Nguyen Minh Duc, Kim Yonghyeok, Bae Seung-Hyun, Kim Soeun, Yeo Hyun Ku, Ha Nam-Chul, Cho Ginam, Moon Sunghyun, Cho Kwang-Hwi, Jang Hyonchol, Bong Seoung Min, Lee Byung Il
Research Institute, National Cancer Center, Goyang-si, Gyeonggi, Republic of Korea.
Faculty of Pharmacy, Phenikaa University, Hanoi, Vietnam.
Commun Biol. 2025 Aug 6;8(1):1161. doi: 10.1038/s42003-025-08625-4.

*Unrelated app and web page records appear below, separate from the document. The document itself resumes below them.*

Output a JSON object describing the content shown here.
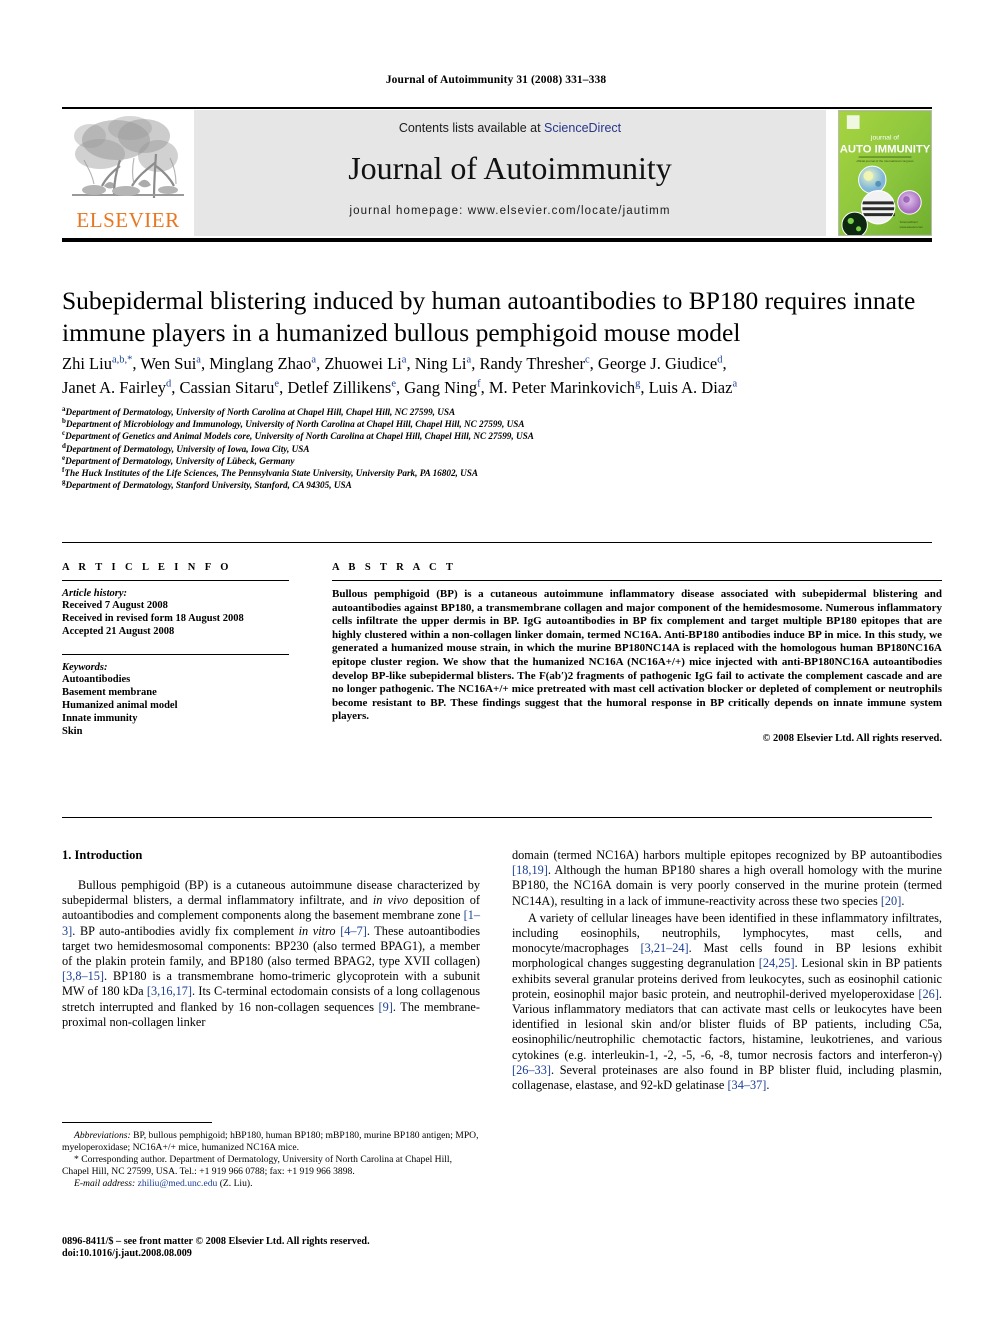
{
  "running_head": "Journal of Autoimmunity 31 (2008) 331–338",
  "masthead": {
    "contents_prefix": "Contents lists available at ",
    "sciencedirect": "ScienceDirect",
    "journal_title": "Journal of Autoimmunity",
    "homepage": "journal homepage: www.elsevier.com/locate/jautimm",
    "publisher": "ELSEVIER",
    "cover": {
      "line1": "journal of",
      "line2": "AUTO IMMUNITY",
      "line3": "official journal of the international congress on autoimmunity",
      "accent": "#8dc63f"
    },
    "link_color": "#28358a"
  },
  "article": {
    "title": "Subepidermal blistering induced by human autoantibodies to BP180 requires innate immune players in a humanized bullous pemphigoid mouse model",
    "authors_line1_parts": [
      {
        "name": "Zhi Liu",
        "sup": "a,b,*"
      },
      {
        "name": "Wen Sui",
        "sup": "a"
      },
      {
        "name": "Minglang Zhao",
        "sup": "a"
      },
      {
        "name": "Zhuowei Li",
        "sup": "a"
      },
      {
        "name": "Ning Li",
        "sup": "a"
      },
      {
        "name": "Randy Thresher",
        "sup": "c"
      },
      {
        "name": "George J. Giudice",
        "sup": "d"
      }
    ],
    "authors_line2_parts": [
      {
        "name": "Janet A. Fairley",
        "sup": "d"
      },
      {
        "name": "Cassian Sitaru",
        "sup": "e"
      },
      {
        "name": "Detlef Zillikens",
        "sup": "e"
      },
      {
        "name": "Gang Ning",
        "sup": "f"
      },
      {
        "name": "M. Peter Marinkovich",
        "sup": "g"
      },
      {
        "name": "Luis A. Diaz",
        "sup": "a"
      }
    ],
    "affiliations": [
      {
        "mark": "a",
        "text": "Department of Dermatology, University of North Carolina at Chapel Hill, Chapel Hill, NC 27599, USA"
      },
      {
        "mark": "b",
        "text": "Department of Microbiology and Immunology, University of North Carolina at Chapel Hill, Chapel Hill, NC 27599, USA"
      },
      {
        "mark": "c",
        "text": "Department of Genetics and Animal Models core, University of North Carolina at Chapel Hill, Chapel Hill, NC 27599, USA"
      },
      {
        "mark": "d",
        "text": "Department of Dermatology, University of Iowa, Iowa City, USA"
      },
      {
        "mark": "e",
        "text": "Department of Dermatology, University of Lübeck, Germany"
      },
      {
        "mark": "f",
        "text": "The Huck Institutes of the Life Sciences, The Pennsylvania State University, University Park, PA 16802, USA"
      },
      {
        "mark": "g",
        "text": "Department of Dermatology, Stanford University, Stanford, CA 94305, USA"
      }
    ]
  },
  "article_info": {
    "heading": "A R T I C L E  I N F O",
    "history_label": "Article history:",
    "history": [
      "Received 7 August 2008",
      "Received in revised form 18 August 2008",
      "Accepted 21 August 2008"
    ],
    "keywords_label": "Keywords:",
    "keywords": [
      "Autoantibodies",
      "Basement membrane",
      "Humanized animal model",
      "Innate immunity",
      "Skin"
    ]
  },
  "abstract": {
    "heading": "A B S T R A C T",
    "text": "Bullous pemphigoid (BP) is a cutaneous autoimmune inflammatory disease associated with subepidermal blistering and autoantibodies against BP180, a transmembrane collagen and major component of the hemidesmosome. Numerous inflammatory cells infiltrate the upper dermis in BP. IgG autoantibodies in BP fix complement and target multiple BP180 epitopes that are highly clustered within a non-collagen linker domain, termed NC16A. Anti-BP180 antibodies induce BP in mice. In this study, we generated a humanized mouse strain, in which the murine BP180NC14A is replaced with the homologous human BP180NC16A epitope cluster region. We show that the humanized NC16A (NC16A+/+) mice injected with anti-BP180NC16A autoantibodies develop BP-like subepidermal blisters. The F(ab′)2 fragments of pathogenic IgG fail to activate the complement cascade and are no longer pathogenic. The NC16A+/+ mice pretreated with mast cell activation blocker or depleted of complement or neutrophils become resistant to BP. These findings suggest that the humoral response in BP critically depends on innate immune system players.",
    "copyright": "© 2008 Elsevier Ltd. All rights reserved."
  },
  "introduction": {
    "heading": "1.  Introduction",
    "left_paragraph_1": "Bullous pemphigoid (BP) is a cutaneous autoimmune disease characterized by subepidermal blisters, a dermal inflammatory infiltrate, and in vivo deposition of autoantibodies and complement components along the basement membrane zone [1–3]. BP auto-antibodies avidly fix complement in vitro [4–7]. These autoantibodies target two hemidesmosomal components: BP230 (also termed BPAG1), a member of the plakin protein family, and BP180 (also termed BPAG2, type XVII collagen) [3,8–15]. BP180 is a transmembrane homo-trimeric glycoprotein with a subunit MW of 180 kDa [3,16,17]. Its C-terminal ectodomain consists of a long collagenous stretch interrupted and flanked by 16 non-collagen sequences [9]. The membrane-proximal non-collagen linker",
    "right_paragraph_1": "domain (termed NC16A) harbors multiple epitopes recognized by BP autoantibodies [18,19]. Although the human BP180 shares a high overall homology with the murine BP180, the NC16A domain is very poorly conserved in the murine protein (termed NC14A), resulting in a lack of immune-reactivity across these two species [20].",
    "right_paragraph_2": "A variety of cellular lineages have been identified in these inflammatory infiltrates, including eosinophils, neutrophils, lymphocytes, mast cells, and monocyte/macrophages [3,21–24]. Mast cells found in BP lesions exhibit morphological changes suggesting degranulation [24,25]. Lesional skin in BP patients exhibits several granular proteins derived from leukocytes, such as eosinophil cationic protein, eosinophil major basic protein, and neutrophil-derived myeloperoxidase [26]. Various inflammatory mediators that can activate mast cells or leukocytes have been identified in lesional skin and/or blister fluids of BP patients, including C5a, eosinophilic/neutrophilic chemotactic factors, histamine, leukotrienes, and various cytokines (e.g. interleukin-1, -2, -5, -6, -8, tumor necrosis factors and interferon-γ) [26–33]. Several proteinases are also found in BP blister fluid, including plasmin, collagenase, elastase, and 92-kD gelatinase [34–37]."
  },
  "footnotes": {
    "abbreviations_label": "Abbreviations:",
    "abbreviations": "BP, bullous pemphigoid; hBP180, human BP180; mBP180, murine BP180 antigen; MPO, myeloperoxidase; NC16A+/+ mice, humanized NC16A mice.",
    "corresponding": "* Corresponding author. Department of Dermatology, University of North Carolina at Chapel Hill, Chapel Hill, NC 27599, USA. Tel.: +1 919 966 0788; fax: +1 919 966 3898.",
    "email_label": "E-mail address:",
    "email": "zhiliu@med.unc.edu",
    "email_suffix": "(Z. Liu)."
  },
  "footer": {
    "issn_line": "0896-8411/$ – see front matter © 2008 Elsevier Ltd. All rights reserved.",
    "doi_line": "doi:10.1016/j.jaut.2008.08.009"
  }
}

In eukaryotic cells, mitochondria and the endoplasmic reticulum (ER) form close contacts at mitochondria-associated ER membranes (MAMs), which are involved in diverse cellular processes. The outer mitochondrial membrane protein Fis1, known for its role in mitochondrial fission, has been reported to interact with the ER-resident protein Bap31. Here, we present crystal structures of the cytosolic domain of human Fis1 in two distinct conformations, along with a co-crystal structure of Fis1 bound to the C-terminal region of the Bap31_vDED domain. One Fis1 structure resembles monomeric yeast Fis1 and features a characteristic N-terminal "Fis1 arm" conformation, which may indicate an autoinhibitory function. In the co-complex, the Bap31_vDED region engages the convex surface of Fis1's tetratricopeptide repeat (TPR) domain. These findings provide structural insight into the interaction between Fis1 and Bap31 at ER-mitochondria contact sites.
在真核细胞中,线粒体与内质网(ER)在内质网-线粒体相关膜(MAMs)处形成紧密接触,这些膜参与多种细胞过程。线粒体外膜蛋白Fis1以其在线粒体分裂中的作用而闻名,据报道它与内质网驻留蛋白Bap31相互作用。在这里,我们展示了人Fis1胞质结构域处于两种不同构象的晶体结构,以及Fis1与Bap31_vDED结构域C末端区域结合的共晶体结构。一种Fis1结构类似于单体酵母Fis1,并具有特征性的N末端“Fis1臂”构象,这可能表明其具有自抑制功能。在复合物中,Bap31_vDED区域与Fis1的四肽重复(TPR)结构域的凸面结合。这些发现为内质网-线粒体接触位点处Fis1与Bap31之间的相互作用提供了结构上的见解。